The strategy of most cities is to attract innovators to populate their cities in order to capitalize on them through their entrepreneurial endeavors and, thereby, benefit the local economy. The non-profit Endeavor has executed this strategy better than anybody, by helping to create a mentor mentality and the famous "network effect".

But, in reality, what are the key elements that foster innovation? What caused places like Silicon Valley, Boulder or Austin to excel over the past 20 to 30 years? Some credit it with better universities or with help from the investor community. I believe that the urban lifestyle that the majority of young people want is what currently dictates which will be the most innovation centric city. Let's not forget that innovation comes from entrepreneurs, and young people want to eat good local food, drink locally brewed beer, bike to work, and overall have a good quality of life. These elements are the basic needs for most entrepreneurs, and once these are covered we can talk about innovation and creating the ecosystems that foster it.

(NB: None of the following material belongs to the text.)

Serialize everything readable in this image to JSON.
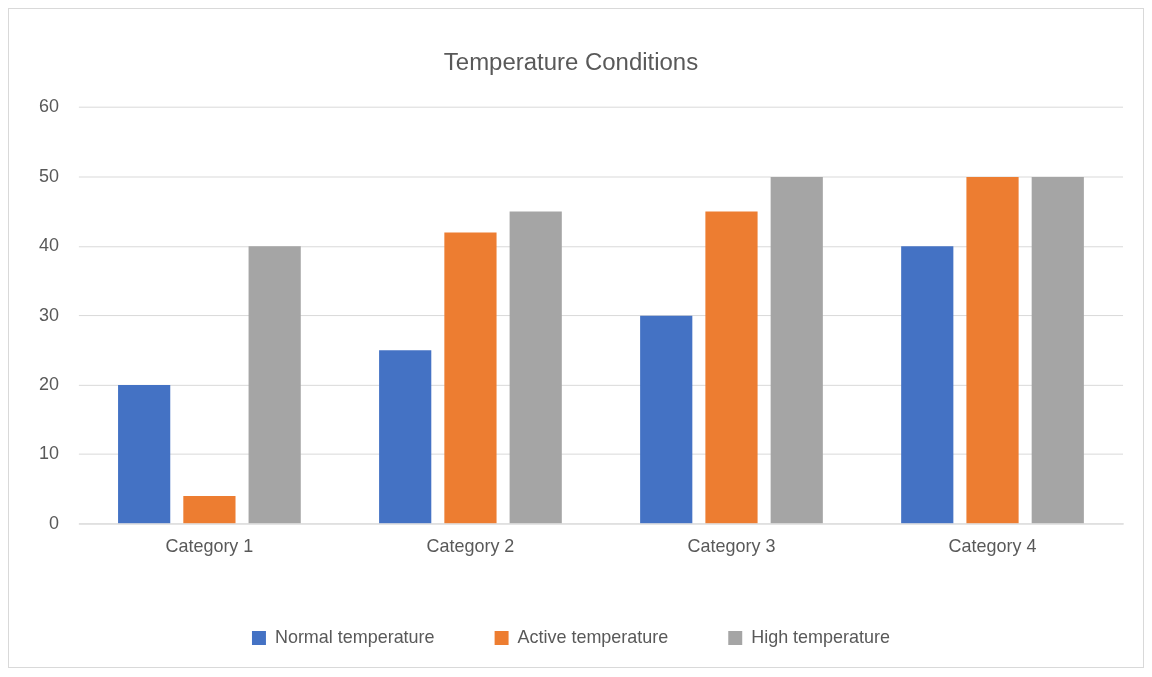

2. Urban development as an element for growth
I have traveled to many places that encourage innovation from emerging cities via incentives, entrepreneurial programs, university programs, media, laws, etc. But these don't necessarily create a haven for intellectual progress. My hunch is that most emerging cities that have tried and failed to foster innovation lack the right urban infrastructure. People that are in their late 20's look for an urban lifestyle that enables them to live close to where they work, where there is a nightlife, good food, bike paths, co-working spaces, mixed use buildings, art galleries, and a thirst for creativity that is reflected in its public spaces.

Evidence shows that cities like Austin, today's most innovative city in the US, have been built by young people willing to live there because of the quality of life, good food, a vibrant art scene and interesting people. These elements turn these emerging communities into hubs for quality of life, which in turn inspire innovation.

3. The solution is in our own cities, not outside of them
During the past year and half I have travelled all over the world trying to promote my hometown city of Tijuana as the next startup destination, given its incredible proximity to the US and specifically to California -- a strategy I believed could make this city appealing to Silicon Valley companies looking to outsource, reduce costs or send their pre-H1 Visa candidates to work.

Looking back, I now realize that the value added proposition of proximity itself is irrelevant. First we have to fix our house before promoting it and the best way of fixing it is by revitalizing the private and public urban infrastructure that the city currently has.

This is my particular case, and I am certain that many startup promoters in emerging cities can take a breath and look around them to see if their city is currently fit to promote a startup environment.

My call to action is to invite the city leaders and ecosystem builders to fix their own house before promoting to the rest of the world. I believe these leaders also have the ability and drive to build or inspire other to construct their local urban infrastructure to attract those highly promoted innovators.

4. Create city disruption
Social media and the Internet have spread stories on the ways many cities have found ways to launch their own city initiatives. From taking over public spaces, building urban farms, creating art districts, promoting bike to work policies or simply buying local. These are some of the examples that each one of us can contribute to further increase our cities' value in the eyes of the world.

On my end, we are trying to redevelop downtown Tijuana and create a better urban lifestyle across the city through an urban development firm we just launched called Centro Ventures, where we are developing a mixed use building that integrates living, office, commercial, urban farming, art and public spaces. We are also investing in public infrastructure through parklets, bike parking and bike paths. The only thing in our way is the old paradigm of government and property owners, that do not consider time investment as an important factor for development. In other words, they prefer to invest little time in ideas that don't require much time investment, instead of investing more time in projects that will reap greater benefits over a longer period.

Today we must think outside of the box and steer clear of the shallow ways of developing innovation programs. We must first build a better urban culture and infrastructure to increase our city's value to the rest of the world and invite the real innovators to populate our cities in order to create a real grassroots movement of innovation and talent.